There are only three exercises I absolutely hate: running, pull ups, and crunches. Coincidentally, these are also the three events comprising our Physical Fitness Test (PFT). My aversion to those three exercises probably has to do with 20 years of repetitively running, pull uping, and crunching. Another pet peeve of mine are PT sessions specifically geared toward passing the PFT. These take the form of long runs in formation followed by a max set of pullups and two minutes of max crunches.
In my ongoing effort to battle monotony and expand the minds of Marine NCOs I try to take a different approach to PT and let learning occur while training. This time I decided it to introduce them to the esteemed Dr. Izumi Tabata and his interval. Of course, my version included rubber rifles and full cammies.
I had them sprint with their rifles for 20 seconds…
|“We hate our liiiiiiiiiives!”|
…then rest for ten seconds in the prone.
|“Oof! I miss pull ups.”|
This was a great workout. They repeated this scheme of maneuver for eight rounds jumping up and running again and again. The keen observer will note this somewhat resembles how one might move on a battlefield. Hmmm…
|“What happened to the ten seconds?”|
We don’t even have to do push ups if I just make Marines simply keep getting up off the ground.
|“I think I’d rather be getting shot at.”|
Despite what you might think, four minutes of sprints can smoke even the fittest if they are putting any effort into it. I brought the Marines in and we set the rifles aside for part two. Oh yes, there was more!
|“I don’t have positive feelings about this.”|
For the second half we did Tabata intervals again. This time one Marine would fireman’s carry the other for 20 seconds then during the 10 second “break” they would switch out. This is called hell.
|It is unclear who is getting the worst of it in this picture.|
|“Dude wait, I think I’m gonna honk.”|
Ideally, for training purposes Marines are matched up with someone of similar height and weight. One of my sergeants drew the short straw and had to partner up with my Company Gunny. He’s in the large land mammal category.
|“Gunny…if you… ever really get… wounded… I’m not sure… you’re going to make it.”|
To my regret I jumped in to aid the exhausted Sgt as to keep from having to clean up breakfast hash browns off the nice astro-turf.

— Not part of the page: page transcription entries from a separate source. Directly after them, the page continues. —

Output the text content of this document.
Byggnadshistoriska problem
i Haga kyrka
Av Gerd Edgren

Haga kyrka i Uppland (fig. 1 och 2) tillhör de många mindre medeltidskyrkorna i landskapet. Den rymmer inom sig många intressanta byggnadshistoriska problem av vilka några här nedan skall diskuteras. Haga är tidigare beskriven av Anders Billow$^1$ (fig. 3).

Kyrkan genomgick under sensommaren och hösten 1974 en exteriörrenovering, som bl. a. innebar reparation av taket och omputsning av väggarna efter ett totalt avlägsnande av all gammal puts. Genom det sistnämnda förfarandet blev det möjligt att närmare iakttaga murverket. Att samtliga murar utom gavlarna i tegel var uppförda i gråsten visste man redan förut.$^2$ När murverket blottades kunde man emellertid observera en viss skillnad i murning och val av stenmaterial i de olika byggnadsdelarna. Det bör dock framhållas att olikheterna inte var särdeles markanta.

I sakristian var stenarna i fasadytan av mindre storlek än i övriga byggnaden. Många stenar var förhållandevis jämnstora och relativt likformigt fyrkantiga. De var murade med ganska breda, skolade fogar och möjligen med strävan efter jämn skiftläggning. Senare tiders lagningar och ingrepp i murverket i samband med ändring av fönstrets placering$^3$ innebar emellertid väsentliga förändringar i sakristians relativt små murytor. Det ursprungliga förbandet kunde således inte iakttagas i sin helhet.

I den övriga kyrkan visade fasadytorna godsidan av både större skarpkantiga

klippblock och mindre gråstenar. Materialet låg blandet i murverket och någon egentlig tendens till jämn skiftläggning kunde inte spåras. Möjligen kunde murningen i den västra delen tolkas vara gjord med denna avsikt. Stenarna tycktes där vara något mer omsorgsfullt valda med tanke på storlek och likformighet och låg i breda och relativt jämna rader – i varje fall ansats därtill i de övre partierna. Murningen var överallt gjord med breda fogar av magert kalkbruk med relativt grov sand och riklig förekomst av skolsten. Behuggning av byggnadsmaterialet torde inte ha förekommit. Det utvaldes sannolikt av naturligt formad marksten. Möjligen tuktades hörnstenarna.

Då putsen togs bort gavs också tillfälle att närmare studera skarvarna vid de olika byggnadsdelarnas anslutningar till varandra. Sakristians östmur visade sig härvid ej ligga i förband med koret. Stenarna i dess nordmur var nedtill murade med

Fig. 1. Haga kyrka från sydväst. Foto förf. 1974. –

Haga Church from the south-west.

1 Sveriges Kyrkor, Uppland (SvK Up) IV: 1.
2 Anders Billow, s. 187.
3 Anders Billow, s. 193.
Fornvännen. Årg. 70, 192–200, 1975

|Fortunately, O-ring reconstruction is covered by Tri-Care.|
Afterwards I explained the Tabata interval can be used with any exercise imaginable and they could do this with their squad and fire teams in any number of ways. The method we used here more or less reflects things they may actually do in combat. I hope to see fully armed and armored Marines happily Tabata sprinting up and down the streets at any moment. They’re doing it for America and so should you.